The Maldives Association of Tourism Industry (MATI) had shared serious concerns prior to Maldives Monetary Authority (MMA) introducing foreign exchange controls in October, warning that the measures could severely impact investor confidence and the broader economy.
MATI sent a letter to MMA Governor Ahmed Munawar on 29 September 2024, two days before the central bank publicised its regulation stressing that mandating tourist establishments to convert their dollar earnings into Maldivian Rufiyaa would increase financial risks for investors.
The tourism sector, which has thrived for decades under open exchange policies, is apprehensive about the potential consequences on resort operations, with some properties already experiencing Gross Operating Profit (GOP) levels as low as 30%.
MATI argued that enforcing these controls could not only deter foreign investment but also lead to inflation and devaluation of the Maldivian Rufiyaa if it remains non-convertible. The association emphasised that this policy might drive up costs for resorts, thus impacting service quality and guest experiences.

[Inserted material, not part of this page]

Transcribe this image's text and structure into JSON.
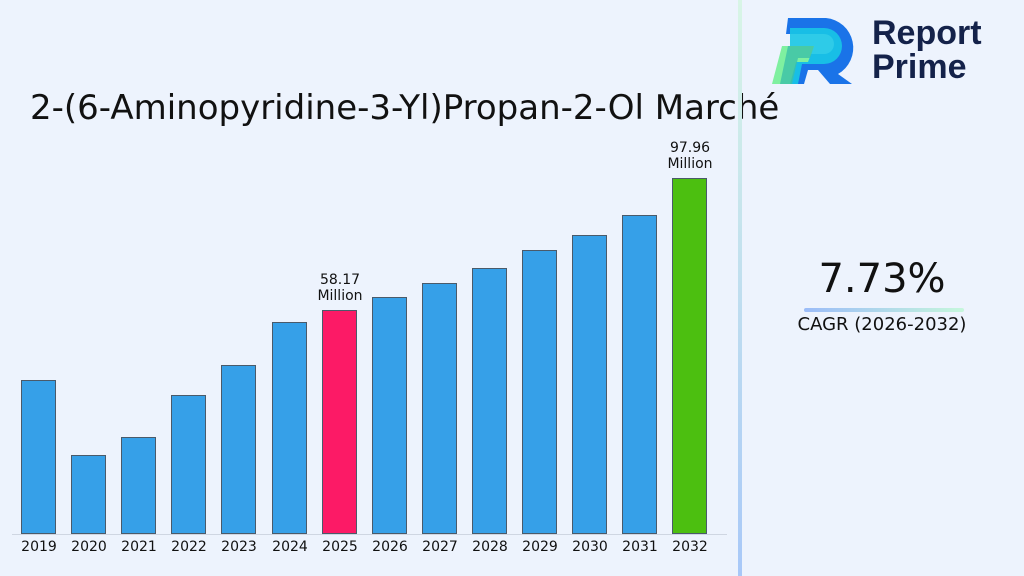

Highlighting the sector’s significant contributions to local investments, MATI refuted claims that the industry fails to retain dollars within the Maldives. The association urged the MMA to conduct extensive consultations with stakeholders before implementing any new measures, warning of unpredictable economic consequences if rushed.
MATI, which represents the business interests of the tourism industry, has a history of lobbying successive governments against the regulation of foreign currency.